WASHINGTON— As the fourth anniversary of the first government bailout of the financial crisis approached, Treasury Secretary Timothy F. Geithner on Friday decried financial crisis "amnesia" by opponents of the sweeping regulatory overhaul enacted to prevent a repeat.
"We cannot afford to forget the lessons of the crisis and the damage it caused to millions of Americans," Geithner wrote in an opinion article in the Wall Street Journal. "Amnesia is what causes financial crises. These reforms are worth fighting to preserve."
Geithner offered a vigorous and personal defense of the Dodd-Frank Wall Street Reform and Consumer Protection Act, which has been sharply criticized by the financial industry and Republicans as a severe regulatory overreaction that is hindering the economic recovery.
"My wife occasionally looks up from the newspaper with bewilderment while reading another story about people in the financial world or their lobbyists complaining about Wall Street reform or claiming they didn't need the Troubled Asset Relief Program," Geithner wrote. "She reminds me of the panicked calls she answered for me at home late at night or early in the morning in 2008 from the then-giants of our financial system."
He specifically talked of the call one night in early March 2008 from Alan Schwartz, chief executive of Bear Stearns, saying the investment bank planned to file for bankruptcy. Geithner was head of the Federal Reserve Bank of New York at the time.

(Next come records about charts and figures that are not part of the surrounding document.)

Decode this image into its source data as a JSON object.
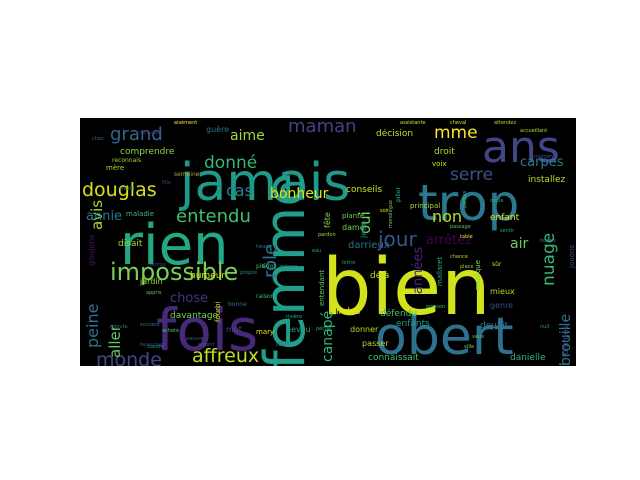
{
  "wordcloud": {
    "background": "#000000",
    "colormap": [
      "#fde725",
      "#b5de2b",
      "#35b779",
      "#21918c",
      "#31688e",
      "#443983",
      "#440154"
    ],
    "words": [
      {
        "text": "bien",
        "color": "#d2e21b",
        "weight": 100
      },
      {
        "text": "jamais",
        "color": "#1f9a8a",
        "weight": 80
      },
      {
        "text": "fois",
        "color": "#482878",
        "weight": 78
      },
      {
        "text": "rien",
        "color": "#22a884",
        "weight": 76
      },
      {
        "text": "obert",
        "color": "#2c728e",
        "weight": 72
      },
      {
        "text": "femme",
        "color": "#1f9e89",
        "weight": 70
      },
      {
        "text": "trop",
        "color": "#2a788e",
        "weight": 68
      },
      {
        "text": "ans",
        "color": "#404688",
        "weight": 64
      },
      {
        "text": "impossible",
        "color": "#7ad151",
        "weight": 40
      },
      {
        "text": "grand",
        "color": "#31688e",
        "weight": 36
      },
      {
        "text": "douglas",
        "color": "#d8e219",
        "weight": 34
      },
      {
        "text": "entendu",
        "color": "#43bf71",
        "weight": 32
      },
      {
        "text": "jour",
        "color": "#3b528b",
        "weight": 30
      },
      {
        "text": "monde",
        "color": "#3e4989",
        "weight": 30
      },
      {
        "text": "affreux",
        "color": "#c2df23",
        "weight": 30
      },
      {
        "text": "maman",
        "color": "#414487",
        "weight": 28
      },
      {
        "text": "donné",
        "color": "#35b779",
        "weight": 28
      },
      {
        "text": "mme",
        "color": "#fde725",
        "weight": 26
      },
      {
        "text": "serre",
        "color": "#3b528b",
        "weight": 26
      },
      {
        "text": "nuage",
        "color": "#35b779",
        "weight": 26
      },
      {
        "text": "rôle",
        "color": "#2c728e",
        "weight": 26
      },
      {
        "text": "non",
        "color": "#bddf26",
        "weight": 26
      },
      {
        "text": "cas",
        "color": "#26828e",
        "weight": 24
      },
      {
        "text": "aime",
        "color": "#9fda3a",
        "weight": 22
      },
      {
        "text": "bonheur",
        "color": "#e5e419",
        "weight": 22
      },
      {
        "text": "peine",
        "color": "#2c728e",
        "weight": 22
      },
      {
        "text": "aller",
        "color": "#5ec962",
        "weight": 22
      },
      {
        "text": "avis",
        "color": "#a5db36",
        "weight": 22
      },
      {
        "text": "oui",
        "color": "#70cf57",
        "weight": 22
      },
      {
        "text": "air",
        "color": "#6ccd5a",
        "weight": 22
      },
      {
        "text": "arrêtez",
        "color": "#440154",
        "weight": 20
      },
      {
        "text": "brouille",
        "color": "#2a788e",
        "weight": 20
      },
      {
        "text": "carpes",
        "color": "#287c8e",
        "weight": 16
      },
      {
        "text": "canapé",
        "color": "#31b57b",
        "weight": 18
      },
      {
        "text": "annie",
        "color": "#2a788e",
        "weight": 18
      },
      {
        "text": "chose",
        "color": "#46337f",
        "weight": 18
      },
      {
        "text": "années",
        "color": "#482475",
        "weight": 18
      },
      {
        "text": "darrieux",
        "color": "#2d708e",
        "weight": 14
      },
      {
        "text": "décision",
        "color": "#bddf26",
        "weight": 12
      },
      {
        "text": "comprendre",
        "color": "#8fd744",
        "weight": 12
      },
      {
        "text": "conseils",
        "color": "#d2e21b",
        "weight": 12
      },
      {
        "text": "installez",
        "color": "#b8de29",
        "weight": 12
      },
      {
        "text": "droit",
        "color": "#a8db34",
        "weight": 12
      },
      {
        "text": "fête",
        "color": "#7fd34e",
        "weight": 11
      },
      {
        "text": "dame",
        "color": "#7ad151",
        "weight": 11
      },
      {
        "text": "jean",
        "color": "#20928c",
        "weight": 11
      },
      {
        "text": "enfant",
        "color": "#e2e418",
        "weight": 12
      },
      {
        "text": "genre",
        "color": "#3e4a89",
        "weight": 11
      },
      {
        "text": "mieux",
        "color": "#b5de2b",
        "weight": 11
      },
      {
        "text": "déjà",
        "color": "#bddf26",
        "weight": 12
      },
      {
        "text": "disait",
        "color": "#a8db34",
        "weight": 12
      },
      {
        "text": "humeur",
        "color": "#d8e219",
        "weight": 12
      },
      {
        "text": "jardin",
        "color": "#9bd93c",
        "weight": 11
      },
      {
        "text": "davantage",
        "color": "#75d054",
        "weight": 12
      },
      {
        "text": "indes",
        "color": "#eae51a",
        "weight": 12
      },
      {
        "text": "défendu",
        "color": "#46c06f",
        "weight": 12
      },
      {
        "text": "enfants",
        "color": "#1e9c89",
        "weight": 12
      },
      {
        "text": "devait",
        "color": "#2c728e",
        "weight": 12
      },
      {
        "text": "neveu",
        "color": "#1fa088",
        "weight": 11
      },
      {
        "text": "donner",
        "color": "#b2dd2d",
        "weight": 11
      },
      {
        "text": "passer",
        "color": "#addc30",
        "weight": 11
      },
      {
        "text": "connaissait",
        "color": "#44bf70",
        "weight": 12
      },
      {
        "text": "danielle",
        "color": "#31b57b",
        "weight": 12
      },
      {
        "text": "hommes",
        "color": "#3e4989",
        "weight": 11
      },
      {
        "text": "musique",
        "color": "#84d44b",
        "weight": 10
      },
      {
        "text": "mallaret",
        "color": "#28ae80",
        "weight": 10
      },
      {
        "text": "goujons",
        "color": "#481a6c",
        "weight": 10
      },
      {
        "text": "mot",
        "color": "#3b528b",
        "weight": 11
      },
      {
        "text": "mary",
        "color": "#e5e419",
        "weight": 10
      },
      {
        "text": "entendant",
        "color": "#5cc863",
        "weight": 10
      },
      {
        "text": "guère",
        "color": "#2d708e",
        "weight": 10
      },
      {
        "text": "fourbi",
        "color": "#d2e21b",
        "weight": 10
      },
      {
        "text": "maladie",
        "color": "#3aba76",
        "weight": 9
      },
      {
        "text": "semaine",
        "color": "#ada72b",
        "weight": 8
      },
      {
        "text": "reconnais",
        "color": "#a0da39",
        "weight": 8
      },
      {
        "text": "mère",
        "color": "#9fda3a",
        "weight": 8
      },
      {
        "text": "plante",
        "color": "#6ccd5a",
        "weight": 8
      },
      {
        "text": "raison",
        "color": "#3dbc74",
        "weight": 8
      },
      {
        "text": "pierrot",
        "color": "#3fbc73",
        "weight": 8
      },
      {
        "text": "voix",
        "color": "#d2e21b",
        "weight": 8
      },
      {
        "text": "principal",
        "color": "#a8db34",
        "weight": 8
      },
      {
        "text": "sûr",
        "color": "#cde11d",
        "weight": 8
      },
      {
        "text": "jouons",
        "color": "#3b528b",
        "weight": 8
      },
      {
        "text": "bonne",
        "color": "#2c728e",
        "weight": 8
      },
      {
        "text": "tour",
        "color": "#25848e",
        "weight": 8
      },
      {
        "text": "bande",
        "color": "#21918c",
        "weight": 8
      },
      {
        "text": "pilier",
        "color": "#22a884",
        "weight": 8
      },
      {
        "text": "appris",
        "color": "#56c667",
        "weight": 8
      },
      {
        "text": "acheté",
        "color": "#4ac16d",
        "weight": 8
      },
      {
        "text": "aisément",
        "color": "#fde725",
        "weight": 7
      },
      {
        "text": "assistante",
        "color": "#dde318",
        "weight": 7
      },
      {
        "text": "cheval",
        "color": "#d0e11c",
        "weight": 7
      },
      {
        "text": "attendez",
        "color": "#c0df25",
        "weight": 7
      },
      {
        "text": "accueillant",
        "color": "#b5de2b",
        "weight": 7
      },
      {
        "text": "pardon",
        "color": "#95d840",
        "weight": 7
      },
      {
        "text": "monologue",
        "color": "#6ece58",
        "weight": 7
      },
      {
        "text": "passage",
        "color": "#52c569",
        "weight": 7
      },
      {
        "text": "parfois",
        "color": "#3dbc74",
        "weight": 7
      },
      {
        "text": "oncle",
        "color": "#29af7f",
        "weight": 7
      },
      {
        "text": "sentir",
        "color": "#22a785",
        "weight": 7
      },
      {
        "text": "lettre",
        "color": "#1f9f88",
        "weight": 7
      },
      {
        "text": "cuisine",
        "color": "#1e9b8a",
        "weight": 7
      },
      {
        "text": "vivre",
        "color": "#20928c",
        "weight": 7
      },
      {
        "text": "propos",
        "color": "#23898e",
        "weight": 7
      },
      {
        "text": "heure",
        "color": "#26818e",
        "weight": 7
      },
      {
        "text": "minute",
        "color": "#2a788e",
        "weight": 7
      },
      {
        "text": "souvent",
        "color": "#2e6f8e",
        "weight": 7
      },
      {
        "text": "pauvre",
        "color": "#33638d",
        "weight": 7
      },
      {
        "text": "argent",
        "color": "#38598c",
        "weight": 7
      },
      {
        "text": "beaucoup",
        "color": "#3e4c8a",
        "weight": 7
      },
      {
        "text": "autres",
        "color": "#424086",
        "weight": 7
      },
      {
        "text": "fille",
        "color": "#463480",
        "weight": 7
      },
      {
        "text": "papa",
        "color": "#482677",
        "weight": 7
      },
      {
        "text": "coup",
        "color": "#481b6d",
        "weight": 7
      },
      {
        "text": "place",
        "color": "#9bd93c",
        "weight": 7
      },
      {
        "text": "chance",
        "color": "#addc30",
        "weight": 7
      },
      {
        "text": "table",
        "color": "#c8e020",
        "weight": 7
      },
      {
        "text": "soir",
        "color": "#e2e418",
        "weight": 7
      },
      {
        "text": "ville",
        "color": "#7ad151",
        "weight": 7
      },
      {
        "text": "veux",
        "color": "#5ec962",
        "weight": 7
      },
      {
        "text": "poisson",
        "color": "#37b878",
        "weight": 7
      },
      {
        "text": "pêche",
        "color": "#2ab07f",
        "weight": 7
      },
      {
        "text": "rivière",
        "color": "#24aa83",
        "weight": 7
      },
      {
        "text": "eau",
        "color": "#1fa187",
        "weight": 7
      },
      {
        "text": "nuit",
        "color": "#1f958b",
        "weight": 7
      },
      {
        "text": "temps",
        "color": "#25838e",
        "weight": 7
      },
      {
        "text": "matin",
        "color": "#2d718e",
        "weight": 7
      },
      {
        "text": "chez",
        "color": "#355f8d",
        "weight": 7
      },
      {
        "text": "moment",
        "color": "#3d4d8a",
        "weight": 7
      }
    ]
  }
}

Fearing a financial meltdown if Bear Stearns collapsed, the Fed provided $30 billion in emergency money to help JPMorgan Chase buy its former rival. The action began a series of extraordinary measures by the Fed in 2008 and 2009, including the creation of the $700 billion TARP bailout fund, to address the crisis.
Geithner argued that amnesia led to years of excessive risk-taking by Wall Street and a failure by regulators to have tools in place to deal with problems when they arose.
"There was no memory of extreme crisis, no memory of what can happen when a nation allows huge amounts of risk to build up outside of the safeguards all economies require," Geithner said. "The financial safeguards in the law at that moment were tragically antiquated and weak.
"Remember the crisis when you hear complaints about financial reform — complaints about limits on risk-taking or requirements for transparency and disclosure," he said. "Remember the crisis when you read about the hundreds of millions of dollars now being spent on lobbyists trying to weaken or repeal financial reform."